Electronic – 8V AC signal into 3.3V digital input pin

raspberry pivoltage

I'm a noob and I'm doing this to learn, basically.

I have a typical old-style door bell with a transformer that outputs 8V AC, the wire the goes through the push button on the door and finally hits a solenoid-based ding-dong thingy.

I'd like to tap into this circuit and extract a signal that I can safely feed into one of the digital 3.3V input pins of my very delicate Raspberry PI.

I have a few diodes, capacitors, resistors, a couple of transistors and a lot to learn.

Best Answer

You can use one of your pretty transistors and a couple of the diodes, resistors and capacitors in several ways, here's one:

schematic

simulate this circuit – Schematic created using CircuitLab

NOTE ABOUT VALUES: I just estimated the value of capacitor C1. If the RasPi sees a 50Hz or 60Hz (depending on your location) on/off when you keep the button pushed, it's too small. I guesstimate it to run empty in about 200ms, but since the diode doesn't full rectification if I'm off by too much... If it is too large the signal will stay on much longer than the button press, up to you if you mind about that.

For this design it is very very important to always only use AC power supplies that are unrelated to your Raspberry Pi. If the Raspberry Pi is powered from the same AC power source through a rectifier and capacitor, don't connect BELL Wire 2, or this will cause serious problems!

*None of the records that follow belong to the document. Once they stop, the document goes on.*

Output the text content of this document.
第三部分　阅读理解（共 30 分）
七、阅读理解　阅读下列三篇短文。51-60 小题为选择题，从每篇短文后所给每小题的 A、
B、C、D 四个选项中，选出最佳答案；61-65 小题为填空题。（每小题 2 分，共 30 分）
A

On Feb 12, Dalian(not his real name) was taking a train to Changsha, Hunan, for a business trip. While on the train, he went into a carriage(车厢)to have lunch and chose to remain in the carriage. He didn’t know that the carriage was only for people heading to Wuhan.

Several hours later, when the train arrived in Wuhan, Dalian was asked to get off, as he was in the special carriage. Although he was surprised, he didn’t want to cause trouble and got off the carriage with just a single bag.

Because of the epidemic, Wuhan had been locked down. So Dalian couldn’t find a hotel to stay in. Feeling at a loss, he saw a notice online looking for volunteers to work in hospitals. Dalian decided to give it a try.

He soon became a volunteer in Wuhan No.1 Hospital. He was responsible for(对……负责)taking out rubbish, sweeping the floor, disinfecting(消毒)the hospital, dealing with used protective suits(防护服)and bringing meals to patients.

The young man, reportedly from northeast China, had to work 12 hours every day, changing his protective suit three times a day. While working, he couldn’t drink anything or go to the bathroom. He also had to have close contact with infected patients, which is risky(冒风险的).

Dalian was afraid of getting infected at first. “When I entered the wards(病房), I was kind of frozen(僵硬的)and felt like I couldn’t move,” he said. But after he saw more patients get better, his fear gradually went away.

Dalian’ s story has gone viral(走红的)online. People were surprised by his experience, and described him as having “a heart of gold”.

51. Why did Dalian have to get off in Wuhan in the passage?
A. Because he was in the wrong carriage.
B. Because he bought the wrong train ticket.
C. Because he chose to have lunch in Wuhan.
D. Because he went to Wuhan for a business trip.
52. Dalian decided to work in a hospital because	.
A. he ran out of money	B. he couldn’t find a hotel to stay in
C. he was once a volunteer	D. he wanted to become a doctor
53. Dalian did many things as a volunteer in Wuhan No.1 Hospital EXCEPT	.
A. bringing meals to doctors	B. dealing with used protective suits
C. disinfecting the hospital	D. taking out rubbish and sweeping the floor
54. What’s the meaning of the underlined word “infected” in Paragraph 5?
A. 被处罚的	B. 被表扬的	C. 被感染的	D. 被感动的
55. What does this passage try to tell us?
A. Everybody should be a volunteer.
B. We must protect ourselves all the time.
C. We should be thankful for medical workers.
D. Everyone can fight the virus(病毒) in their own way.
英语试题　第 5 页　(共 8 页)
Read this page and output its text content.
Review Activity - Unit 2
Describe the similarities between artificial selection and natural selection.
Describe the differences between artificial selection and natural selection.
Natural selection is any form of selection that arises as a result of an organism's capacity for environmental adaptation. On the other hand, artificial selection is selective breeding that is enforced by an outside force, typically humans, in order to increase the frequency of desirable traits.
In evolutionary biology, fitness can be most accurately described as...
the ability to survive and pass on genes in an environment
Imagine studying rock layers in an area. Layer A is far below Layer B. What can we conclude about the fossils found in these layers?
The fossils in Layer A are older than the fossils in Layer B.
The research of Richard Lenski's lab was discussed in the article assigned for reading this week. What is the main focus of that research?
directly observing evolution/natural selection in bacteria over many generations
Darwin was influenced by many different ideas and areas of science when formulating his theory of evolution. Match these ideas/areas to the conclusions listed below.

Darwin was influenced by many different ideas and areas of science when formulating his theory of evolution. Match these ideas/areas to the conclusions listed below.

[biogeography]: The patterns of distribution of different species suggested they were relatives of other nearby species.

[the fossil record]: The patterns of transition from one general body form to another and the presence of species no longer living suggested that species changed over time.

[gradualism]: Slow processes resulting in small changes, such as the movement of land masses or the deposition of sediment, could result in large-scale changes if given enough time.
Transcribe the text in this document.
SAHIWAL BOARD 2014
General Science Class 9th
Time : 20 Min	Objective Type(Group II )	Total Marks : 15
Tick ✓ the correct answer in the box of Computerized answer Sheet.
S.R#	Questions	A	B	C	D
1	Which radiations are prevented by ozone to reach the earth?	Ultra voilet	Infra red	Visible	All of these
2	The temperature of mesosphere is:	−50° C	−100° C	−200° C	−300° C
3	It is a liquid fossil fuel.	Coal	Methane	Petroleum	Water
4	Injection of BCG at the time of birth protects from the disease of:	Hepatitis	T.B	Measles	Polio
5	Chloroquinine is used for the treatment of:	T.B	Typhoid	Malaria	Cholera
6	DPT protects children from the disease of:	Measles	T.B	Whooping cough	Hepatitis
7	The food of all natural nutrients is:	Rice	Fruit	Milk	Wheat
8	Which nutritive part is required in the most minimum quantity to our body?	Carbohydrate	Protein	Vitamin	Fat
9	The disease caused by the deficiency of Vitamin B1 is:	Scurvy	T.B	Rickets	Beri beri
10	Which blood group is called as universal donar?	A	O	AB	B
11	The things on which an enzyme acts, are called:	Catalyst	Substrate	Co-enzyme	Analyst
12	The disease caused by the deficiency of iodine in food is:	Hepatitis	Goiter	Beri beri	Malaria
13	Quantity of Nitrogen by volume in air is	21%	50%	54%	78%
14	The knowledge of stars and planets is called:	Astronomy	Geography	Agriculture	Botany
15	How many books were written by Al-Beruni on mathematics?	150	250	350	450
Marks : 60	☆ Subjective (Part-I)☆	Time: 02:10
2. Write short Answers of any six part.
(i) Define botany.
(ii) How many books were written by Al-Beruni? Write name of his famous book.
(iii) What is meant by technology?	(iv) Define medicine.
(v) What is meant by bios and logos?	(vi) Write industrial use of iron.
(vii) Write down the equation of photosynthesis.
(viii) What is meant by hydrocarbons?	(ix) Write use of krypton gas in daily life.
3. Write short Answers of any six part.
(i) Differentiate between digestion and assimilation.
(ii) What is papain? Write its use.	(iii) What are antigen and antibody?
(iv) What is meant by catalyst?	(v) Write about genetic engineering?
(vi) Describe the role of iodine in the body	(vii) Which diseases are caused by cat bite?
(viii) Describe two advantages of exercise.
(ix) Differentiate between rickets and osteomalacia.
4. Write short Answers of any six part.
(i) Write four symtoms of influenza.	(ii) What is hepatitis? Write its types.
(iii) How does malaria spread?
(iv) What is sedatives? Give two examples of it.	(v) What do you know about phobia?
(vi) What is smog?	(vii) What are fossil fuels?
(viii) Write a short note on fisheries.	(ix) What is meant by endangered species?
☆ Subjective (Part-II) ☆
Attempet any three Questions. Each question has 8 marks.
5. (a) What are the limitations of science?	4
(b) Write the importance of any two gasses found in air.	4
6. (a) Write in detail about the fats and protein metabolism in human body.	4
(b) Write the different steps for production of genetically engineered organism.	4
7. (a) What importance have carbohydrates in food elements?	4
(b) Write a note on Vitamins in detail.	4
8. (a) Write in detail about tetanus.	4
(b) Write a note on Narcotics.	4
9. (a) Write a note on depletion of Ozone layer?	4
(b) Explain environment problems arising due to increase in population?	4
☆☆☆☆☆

The Diode sends the current only into the capacitor. The capacitor gets charged when BELL Wire 1 is higher than BELL Wire 2, when BELL Wire 2 is higher than BELL Wire 1 the Diode blocks any current that wants to escape out of the capacitor.

The capacitor's "sort of DC" now feeds the resistor's base through R1, allowing it to turn on. This then pulls the RasPi input pin down to its GND, away from the 3.3V Power that it was fed through R2.

Once the BELL transformer's power disappears the capacitor will empty itself into the transistor and after a very short time (much less than a second) the transistor will have depleted it so much it will switch off again, letting the RasPi pin go back high through R2.

So you do need to remember about this: The signal you see at the Raspberry Pi will be inverted: When the bell goes the Input Pin will be tied to GND (0) and when the button is not pushed it will go to 3.3V (1).